This & That Vol. 23,342
Yesterday was wild, huh? After months of all the yelling and arguing and campaigning and now it’s done. Over. I drove to the polling place yesterday and waited in line with a coffee and a book in my hand (in case it took a long time). And I realized as I walked up to the door that I felt no joy or hope in the act of voting. It was a sense of heaviness, of fear. Uncertainty. It doesn’t feel like freedom, does it, when you are forced to vote for a candidate you never would have chosen to begin with?
Regardless. God is on his throne, the sun still shines. And life goes on.
After I left the polling place, I made a little jog over to my Grandmother Blanche’s neighborhood. She passed in the year after Simon and I were married and I haven’t been back over there since. Growing up, my mom and I were always running by Grandmother’s, and we had a specific route. The same way in and out of the neighborhood. Mentally I can recreate that exact pathway, still see the houses and the specific things that my childhood mind always noticed. And so I drove that exact way this time, for the first time in years.
The one house across from the elementary school that always had the best Christmas decorations and blowmold nativity display (already up in the window). The beautiful home where my Dad’s pharmacist lived. The house with the cement elephants out front (they were still there!) where one time my mom stopped and asked the lady where to get one because she had a little blonde girl who adored them (and she went to get one for me). Then there it was – locked in time, my Grandmother’s home. Still a pale shade of mint green with the pinkish brick. It looked just as it had my entire life. And I sat there in front of it and I cried big huge tears. I cried for her like I hadn’t in years and it was so crazy cathartic.
It was my second home, that little house. It wasn’t anything fancy or even fashionable but it was home. She was another mother to me in so many ways – a mother of six, herself. She died before I had Jude or Archer and I have a billion questions about motherhood I wish I could ask her and how did she do it. I wish I could show her how her beautiful china cabinet and buffet were in a magazine this past month.

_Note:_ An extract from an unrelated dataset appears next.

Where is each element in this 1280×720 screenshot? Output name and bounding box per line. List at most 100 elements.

All that to say, home is everything, isn’t it? It isn’t so much the decor and the paint colors (although that sets the stage and creates the backdrop), but it’s the magic that happens inside. It’s pretending your grandmother’s lace curtains are a bridal veil with your closest cousin or making memories with an old mattress that doubles as a fort. It’s all the cousins together with relatives galore, and all the differing opinions and that pumpkin pie your aunt asked you to make for Thanksgiving your junior year of college even though you’d never made a pumpkin pie in your life.
Home matters. And when things feel rocky in the world, I am reminded of the safety and security of what it was like in my childhood.
It’s everything I want to create for my own children.